The Super Bowl is where the NFL serves Bud Grant, well done, with scrambled eggs and John Madden, over lightly, with crepes, where Don Rickles gets second billing to Windlan Hall, where it nearly is impossible for the event itself to live up to the buildup.
At the Super Bowl, the pitchpersons (hustling long has been a liberated profession) vastly outnumber the athletes. And here the combatants in this XIth celebration of hype - the Vikings and Raiders - were asked to evaluate one another before their coaches seriously considered the question.
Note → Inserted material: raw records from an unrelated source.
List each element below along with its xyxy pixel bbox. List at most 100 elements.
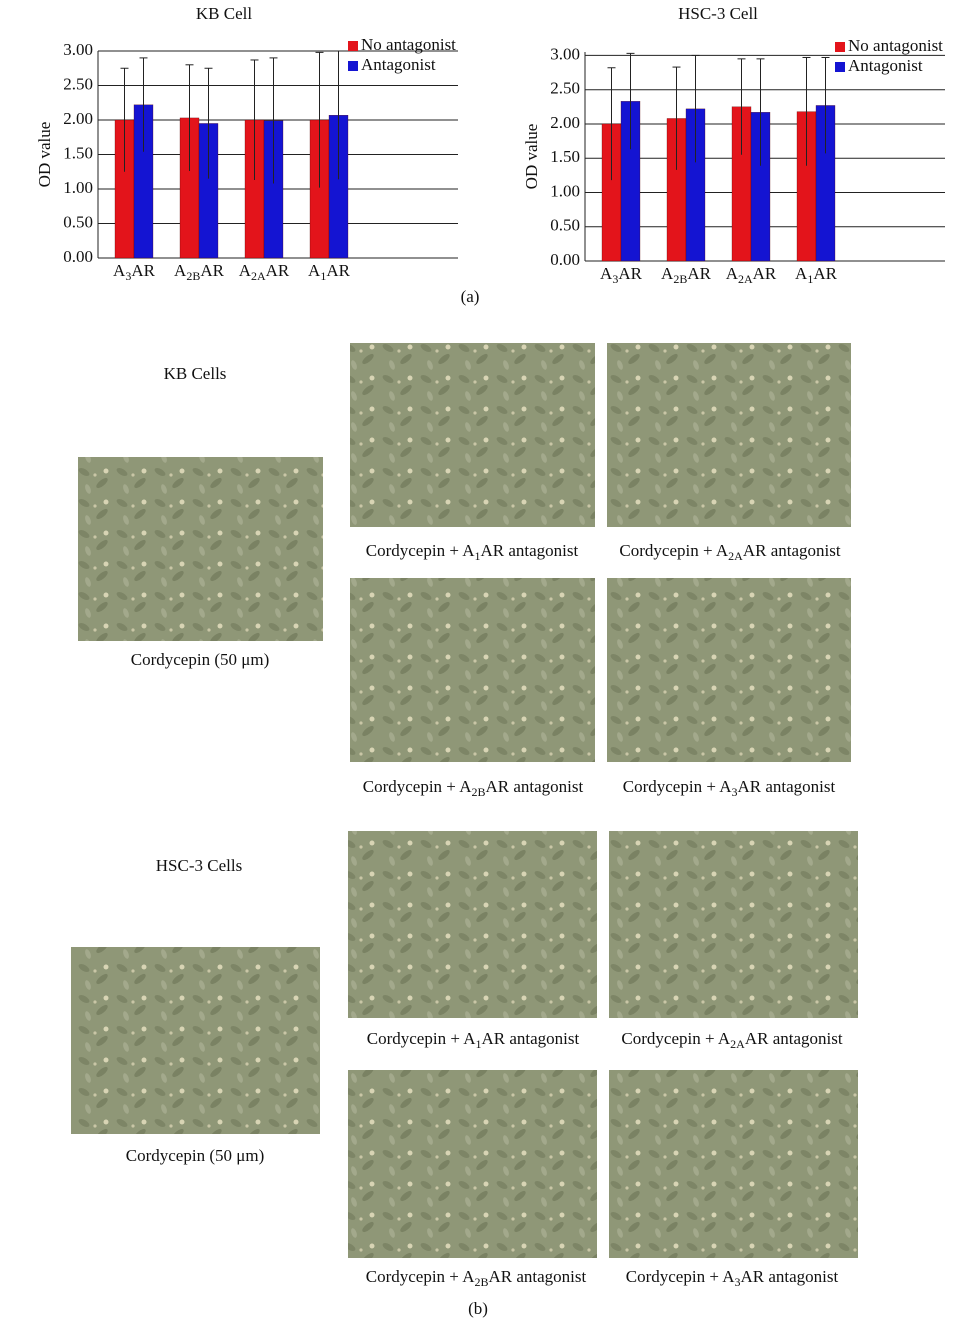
x-tick-label: A3AR xyxy=(600,264,643,286)
text-part: A xyxy=(174,261,187,280)
subscript: 2A xyxy=(730,1037,745,1051)
image-caption: Cordycepin + A2BAR antagonist xyxy=(363,777,584,799)
subscript: 2A xyxy=(738,272,753,286)
subscript: 3 xyxy=(612,272,618,286)
image-caption: Cordycepin + A3AR antagonist xyxy=(626,1267,839,1289)
y-tick-label: 0.50 xyxy=(550,216,580,235)
x-tick-label: A1AR xyxy=(308,261,351,283)
text-part: AR antagonist xyxy=(481,541,579,560)
y-tick-label: 2.50 xyxy=(550,79,580,98)
subscript: 2B xyxy=(186,269,200,283)
text-part: A xyxy=(308,261,321,280)
y-axis-title: OD value xyxy=(35,122,54,188)
image-caption: Cordycepin + A2AAR antagonist xyxy=(621,1029,842,1051)
text-part: AR antagonist xyxy=(743,541,841,560)
x-tick-label: A2AAR xyxy=(239,261,290,283)
text-part: AR antagonist xyxy=(741,1267,839,1286)
text-part: Cordycepin + A xyxy=(366,1267,475,1286)
text-part: AR xyxy=(687,264,711,283)
text-part: AR xyxy=(618,264,642,283)
text-part: Cordycepin + A xyxy=(623,777,732,796)
micrograph xyxy=(350,578,595,762)
micrograph xyxy=(609,831,858,1018)
figure-label: (b) xyxy=(468,1299,488,1318)
text-part: A xyxy=(661,264,674,283)
micrograph xyxy=(78,457,323,641)
y-tick-label: 2.50 xyxy=(63,74,93,93)
y-tick-label: 1.00 xyxy=(63,178,93,197)
text-part: AR antagonist xyxy=(738,777,836,796)
y-tick-label: 3.00 xyxy=(63,40,93,59)
legend-label: Antagonist xyxy=(361,55,436,74)
legend-label: No antagonist xyxy=(361,35,456,54)
micrograph xyxy=(71,947,320,1134)
text-part: A xyxy=(726,264,739,283)
subscript: 2B xyxy=(471,785,485,799)
image-caption: Cordycepin + A2AAR antagonist xyxy=(619,541,840,563)
y-tick-label: 1.50 xyxy=(550,147,580,166)
y-tick-label: 0.00 xyxy=(550,250,580,269)
micrograph xyxy=(348,831,597,1018)
micrograph xyxy=(348,1070,597,1258)
image-caption: Cordycepin + A1AR antagonist xyxy=(366,541,579,563)
subscript: 2B xyxy=(673,272,687,286)
text-part: Cordycepin + A xyxy=(621,1029,730,1048)
text-part: Cordycepin + A xyxy=(619,541,728,560)
panel-title: HSC-3 Cells xyxy=(156,856,242,875)
y-tick-label: 3.00 xyxy=(550,44,580,63)
text-part: AR xyxy=(813,264,837,283)
text-part: Cordycepin + A xyxy=(363,777,472,796)
x-tick-label: A2BAR xyxy=(174,261,225,283)
text-part: AR xyxy=(753,264,777,283)
subscript: 1 xyxy=(475,549,481,563)
text-part: AR antagonist xyxy=(482,1029,580,1048)
y-tick-label: 2.00 xyxy=(63,109,93,128)
bar-chart: KB Cell OD value 0.00 0.50 1.00 1.50 2.00 2.50 3… xyxy=(35,4,458,283)
text-part: AR antagonist xyxy=(486,777,584,796)
text-part: Cordycepin + A xyxy=(367,1029,476,1048)
legend-swatch xyxy=(348,41,358,51)
bar-chart: HSC-3 Cell OD value 0.00 0.50 1.00 1.50 2.00 2.… xyxy=(522,4,945,286)
subscript: 3 xyxy=(735,1275,741,1289)
y-tick-label: 1.00 xyxy=(550,181,580,200)
y-tick-label: 1.50 xyxy=(63,143,93,162)
image-caption: Cordycepin + A1AR antagonist xyxy=(367,1029,580,1051)
legend-label: Antagonist xyxy=(848,56,923,75)
micrograph xyxy=(607,578,851,762)
subscript: 3 xyxy=(732,785,738,799)
text-part: AR xyxy=(131,261,155,280)
legend-swatch xyxy=(348,61,358,71)
subscript: 3 xyxy=(125,269,131,283)
y-tick-label: 2.00 xyxy=(550,113,580,132)
text-part: A xyxy=(600,264,613,283)
chart-title: HSC-3 Cell xyxy=(678,4,758,23)
x-tick-label: A2AAR xyxy=(726,264,777,286)
subscript: 2A xyxy=(251,269,266,283)
text-part: AR xyxy=(200,261,224,280)
image-caption: Cordycepin + A3AR antagonist xyxy=(623,777,836,799)
text-part: AR xyxy=(326,261,350,280)
text-part: A xyxy=(239,261,252,280)
subscript: 2A xyxy=(728,549,743,563)
text-part: AR antagonist xyxy=(745,1029,843,1048)
x-tick-label: A2BAR xyxy=(661,264,712,286)
subscript: 1 xyxy=(320,269,326,283)
legend-label: No antagonist xyxy=(848,36,943,55)
micrograph xyxy=(609,1070,858,1258)
legend-swatch xyxy=(835,42,845,52)
text-part: Cordycepin + A xyxy=(626,1267,735,1286)
y-tick-label: 0.50 xyxy=(63,212,93,231)
legend-swatch xyxy=(835,62,845,72)
subscript: 2B xyxy=(474,1275,488,1289)
micrograph xyxy=(607,343,851,527)
text-part: A xyxy=(795,264,808,283)
text-part: Cordycepin + A xyxy=(366,541,475,560)
image-caption: Cordycepin + A2BAR antagonist xyxy=(366,1267,587,1289)
image-caption: Cordycepin (50 μm) xyxy=(131,650,269,669)
y-tick-label: 0.00 xyxy=(63,247,93,266)
image-caption: Cordycepin (50 μm) xyxy=(126,1146,264,1165)
figure-label: (a) xyxy=(461,287,480,306)
text-part: AR xyxy=(266,261,290,280)
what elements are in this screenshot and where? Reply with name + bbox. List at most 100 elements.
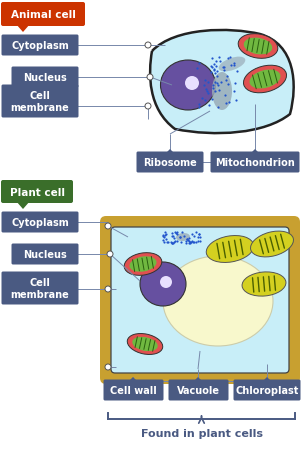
- Point: [192, 233, 197, 240]
- Point: [178, 234, 183, 241]
- Circle shape: [145, 104, 151, 110]
- Point: [194, 239, 199, 246]
- FancyBboxPatch shape: [12, 67, 78, 88]
- Ellipse shape: [163, 257, 273, 346]
- FancyBboxPatch shape: [12, 244, 78, 265]
- Text: Vacuole: Vacuole: [177, 385, 220, 395]
- Point: [190, 238, 195, 246]
- Ellipse shape: [219, 57, 245, 72]
- Point: [216, 83, 220, 90]
- Ellipse shape: [244, 39, 272, 55]
- Ellipse shape: [250, 232, 293, 257]
- Text: Nucleus: Nucleus: [23, 73, 67, 83]
- Point: [225, 81, 230, 88]
- Point: [225, 73, 230, 80]
- Point: [195, 234, 200, 241]
- Polygon shape: [129, 377, 137, 385]
- FancyBboxPatch shape: [2, 272, 78, 305]
- Text: Found in plant cells: Found in plant cells: [140, 428, 262, 438]
- Point: [224, 77, 229, 84]
- Ellipse shape: [140, 263, 186, 306]
- Point: [202, 97, 207, 105]
- Point: [226, 56, 231, 63]
- Point: [179, 239, 184, 246]
- Point: [164, 238, 169, 246]
- Point: [219, 79, 224, 86]
- Point: [185, 235, 189, 243]
- Point: [213, 70, 218, 77]
- FancyBboxPatch shape: [1, 180, 73, 203]
- FancyBboxPatch shape: [111, 228, 289, 373]
- Point: [213, 63, 218, 70]
- Polygon shape: [251, 150, 259, 157]
- Point: [209, 64, 214, 71]
- Point: [215, 69, 219, 76]
- Point: [161, 232, 166, 239]
- Point: [178, 234, 183, 241]
- Point: [197, 238, 202, 245]
- FancyBboxPatch shape: [210, 152, 299, 173]
- Polygon shape: [194, 377, 202, 385]
- Point: [181, 233, 186, 240]
- Text: Ribosome: Ribosome: [143, 157, 197, 168]
- Circle shape: [105, 286, 111, 292]
- Point: [163, 232, 168, 240]
- Point: [217, 87, 222, 95]
- Ellipse shape: [127, 334, 163, 355]
- Point: [170, 232, 175, 240]
- FancyBboxPatch shape: [2, 85, 78, 118]
- Circle shape: [105, 364, 111, 370]
- Point: [211, 85, 216, 93]
- Point: [161, 233, 165, 240]
- Point: [233, 97, 238, 104]
- Point: [184, 240, 188, 247]
- Ellipse shape: [130, 257, 157, 272]
- Point: [195, 66, 199, 73]
- Point: [229, 62, 234, 70]
- Point: [162, 234, 167, 241]
- Point: [192, 239, 196, 246]
- Circle shape: [105, 224, 111, 230]
- FancyBboxPatch shape: [168, 380, 229, 401]
- Ellipse shape: [161, 61, 216, 111]
- Circle shape: [147, 75, 153, 81]
- Point: [226, 99, 231, 106]
- Point: [188, 239, 193, 246]
- Point: [197, 231, 202, 238]
- Point: [215, 73, 219, 81]
- Point: [185, 237, 190, 244]
- Point: [187, 240, 192, 247]
- Point: [218, 59, 223, 66]
- Ellipse shape: [238, 34, 278, 59]
- Point: [171, 239, 176, 246]
- Circle shape: [107, 252, 113, 257]
- Point: [198, 234, 202, 241]
- Text: Cell
membrane: Cell membrane: [11, 91, 69, 112]
- Point: [205, 90, 210, 97]
- Point: [197, 104, 202, 112]
- Point: [162, 239, 167, 246]
- Point: [221, 67, 226, 74]
- Ellipse shape: [250, 70, 281, 90]
- Point: [214, 58, 219, 65]
- Point: [174, 230, 179, 237]
- Point: [195, 238, 200, 245]
- PathPatch shape: [150, 31, 294, 134]
- Point: [170, 240, 175, 247]
- Point: [189, 238, 194, 246]
- Point: [164, 235, 168, 243]
- Point: [170, 240, 175, 247]
- Point: [207, 102, 212, 109]
- FancyBboxPatch shape: [2, 212, 78, 233]
- Point: [235, 68, 240, 75]
- Polygon shape: [263, 377, 271, 385]
- Text: Cell
membrane: Cell membrane: [11, 278, 69, 299]
- Polygon shape: [16, 25, 30, 33]
- Point: [190, 239, 195, 246]
- Point: [163, 231, 168, 238]
- Point: [201, 82, 206, 89]
- Ellipse shape: [132, 337, 158, 352]
- Point: [220, 65, 225, 72]
- Text: Plant cell: Plant cell: [9, 187, 64, 197]
- Point: [211, 66, 216, 73]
Mostly, the days before the Super Bowl are a collection of snippets, impressions of and by players exposed to cameras and questions for 45 minutes per team Monday through today. Unlike the second most overpromoted event, the Kentucky Derby, even the workouts are closed. So one flits through the maze of bodies and cables and sees:
Alan Page, his pride wounded.
"The first time I was here," the Viking tackle said, "there was pressure, a little fear of the unknown. The second time there was less and the third time hardly any. Now I'm honestly just looking forward to getting back to Minneapolis. Maybe the fifth or sixth or seventh or eighth time to the Super Bowl I'll get religion again."
Page is irritated - and properly so - at interviewer upon interviewer lifting a microphone inches from his lips and insisting his and the Vikings' remarkable record over the last decade will be seriously flawed by losing another "big one."
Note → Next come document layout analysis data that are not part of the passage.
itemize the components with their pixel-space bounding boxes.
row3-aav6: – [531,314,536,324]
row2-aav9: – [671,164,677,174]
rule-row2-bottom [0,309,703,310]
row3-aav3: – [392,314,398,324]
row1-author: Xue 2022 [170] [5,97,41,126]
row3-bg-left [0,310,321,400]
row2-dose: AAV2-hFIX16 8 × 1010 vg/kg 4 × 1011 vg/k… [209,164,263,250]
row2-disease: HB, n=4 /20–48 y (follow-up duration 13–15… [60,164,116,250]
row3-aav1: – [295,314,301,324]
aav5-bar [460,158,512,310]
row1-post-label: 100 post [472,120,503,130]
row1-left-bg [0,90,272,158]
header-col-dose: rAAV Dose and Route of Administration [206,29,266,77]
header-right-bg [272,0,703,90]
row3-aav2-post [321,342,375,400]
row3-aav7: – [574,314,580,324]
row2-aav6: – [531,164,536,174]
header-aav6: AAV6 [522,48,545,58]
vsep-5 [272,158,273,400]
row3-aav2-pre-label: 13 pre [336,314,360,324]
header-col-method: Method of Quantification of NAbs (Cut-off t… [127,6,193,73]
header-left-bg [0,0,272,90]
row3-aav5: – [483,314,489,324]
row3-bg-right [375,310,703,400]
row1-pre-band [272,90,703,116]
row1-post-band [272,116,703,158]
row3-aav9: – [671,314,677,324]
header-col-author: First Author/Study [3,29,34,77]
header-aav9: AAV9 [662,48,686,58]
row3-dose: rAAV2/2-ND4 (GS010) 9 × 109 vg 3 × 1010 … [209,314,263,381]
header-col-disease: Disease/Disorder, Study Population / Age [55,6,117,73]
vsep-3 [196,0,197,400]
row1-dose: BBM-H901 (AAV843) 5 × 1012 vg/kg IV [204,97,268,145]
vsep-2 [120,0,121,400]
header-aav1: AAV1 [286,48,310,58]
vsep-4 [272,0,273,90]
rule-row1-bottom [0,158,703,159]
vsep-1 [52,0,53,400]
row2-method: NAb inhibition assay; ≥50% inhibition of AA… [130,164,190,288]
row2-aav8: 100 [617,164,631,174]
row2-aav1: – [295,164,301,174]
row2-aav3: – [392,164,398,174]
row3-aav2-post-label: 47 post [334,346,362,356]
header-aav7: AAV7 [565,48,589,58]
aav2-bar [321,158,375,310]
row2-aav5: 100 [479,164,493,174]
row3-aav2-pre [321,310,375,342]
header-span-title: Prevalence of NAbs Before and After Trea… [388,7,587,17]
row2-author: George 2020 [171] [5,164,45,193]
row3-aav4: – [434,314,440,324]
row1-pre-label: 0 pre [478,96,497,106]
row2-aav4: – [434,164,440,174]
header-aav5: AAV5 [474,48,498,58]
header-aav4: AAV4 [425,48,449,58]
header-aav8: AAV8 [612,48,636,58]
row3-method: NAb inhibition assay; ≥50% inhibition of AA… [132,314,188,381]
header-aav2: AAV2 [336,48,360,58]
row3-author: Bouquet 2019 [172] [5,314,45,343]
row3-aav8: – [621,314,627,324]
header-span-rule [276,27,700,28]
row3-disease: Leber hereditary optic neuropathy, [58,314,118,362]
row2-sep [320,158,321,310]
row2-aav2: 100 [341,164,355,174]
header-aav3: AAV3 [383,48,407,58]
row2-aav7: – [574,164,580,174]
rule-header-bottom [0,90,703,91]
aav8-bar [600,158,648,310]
Page's coach, Grant, is more wily. In his appearance, Grant anticipates the snipers, asks the obvious questions himself at his breakfast sessions and then answers them. He is a man barely able to keep a rein on a sharp tongue.
The other day an out-of-breath radio type asked: "Coach, what's the difference in going from cold weather to hot weather?" For several seconds, Grant was silent, although his eyes showed he already had formed the answer the question deserved. He thought better of it, though, and mumbled something harmless.
His counterpart, Madden, has been a delight, quick to respond and more open then expected.
"Minnesota doesn't say we're dirty, do they?" he said, smiling. "I wouldn't have said that if I didn't know the answer."
How will the Raiders counter the tigers on the Viking special team?
Madden is a bear of a man about whom little is known. He is largely unappreciated despite winning 79 per cent of his games during eight years as Raider coach, because it usually is assumed even his on-the-field actions are controlled by owner Al Davis.
"He (Madden) is an honestly compassionate man," said articulate guard George Buehler. And a cunning man, with a wit as biting as Grant's.
"I remember when I was a rookie we were practicing against linebacker stunts," Buehler said, "and I let my man get by me several times. John said to me: 'We don't have enough insurance on the quarterback to let you play yet.'"
Once during practice Madden walked up to Beuhler on the sideline and said: "Bet you I blow up in less than five minutes."
"You mean you can plan something like that?" Buehler said.
Yes, Madden revealed, he can rationally determine what will be best for the team at a given moment and, if a tantrum is needed, work himself to the appropriate mental pitch on command.
"Sure enough," said Buehler, "he exploded at the guys with three minutes."
Buehler's is a more orderly mind, although it has its devilish moments. He tinkers with radio-controlled toys when not trying to find ways to keep defensive linemen from his quarterback, Ken Stabler, and sometimes frets at the impact some of his teammates have on his sport.
"Some attitudes football creates in people do not seem to be healthy for mature people living with each other," he said. "It makes us money, but is it right?"
A few feet away, the NFL's best-known head-hunter, George Atkinson, was offering another lecture on the art of intimidation. And a few feet from Atkinson, Buehler's guard partner, Gene Upshaw, continued to hone his put-one act.
Well, said another radio man, you guys sure have come a long way to get here to the Super Bowl.
"Actually," said Upshaw, "it was only was about a 30-minute flight from Oakland." And another public appearance by the Raiders quickly came to a close.